I've chosen to style them with a dotted border-bottom to be easily
identifiable but minimally intrusive for someone merely wishing to read on
through.
- Activating a link displays the corresponding sidenote.
I'm still debating what "activating" entails: hover or click. I
don't like using hover because among other things it means you have to
leave the mouse-pointer on the in-text reference while you read the
sidenote, awkward at best and impossible if the sidenote is long enough to
require scrolling. At present I'm using click as the interface.

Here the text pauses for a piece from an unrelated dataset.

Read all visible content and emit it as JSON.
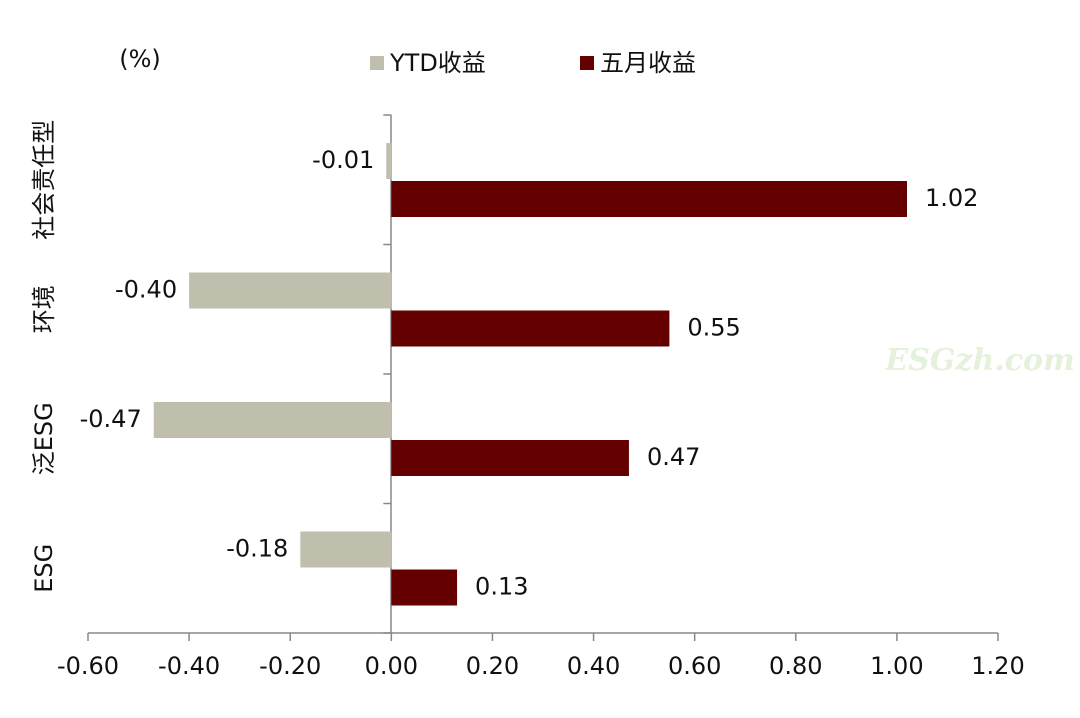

The hover interface can be accomplished entirely with CSS,
cross-browser, if the sidenote markup can be nested inside the link, e.g.:
/* default = hide */
a span.sidenote
{
margin-left: -1000em;
}
/* active = display */
a:hover span.sidenote
{
margin-left: 400em;
}
Otherwise, if the sidenote can't be nested inside an anchor or if the user
interface is click, javascript is necessary to toggle sidenote visibility
and position and to attach the behavior.
- In the absence of scripting, when the user clicks on a link, they are
navigated to the corresponding entry in the index or bibliography, be that
at the bottom of the current page or on a separate page.
- Tagging the in-text references as anchors or spans provides the
opportunity to give each one a unique id and implement bi-directional
navigation from the text to the footnote and back again. This is helpful
if, say, you're reading through the footnotes and want to jump from a note
into the text from which it came. Or in an interface more like yours, if
you hover over a sidenote the corresponding in-text reference can highlight.
The method I'm exploring depends on scripting so I'm not completely happy
with it, but I haven't yet seen a better solution for a footnote-dense
text. If anyone can refer me to a better solution, I'd appreciate it!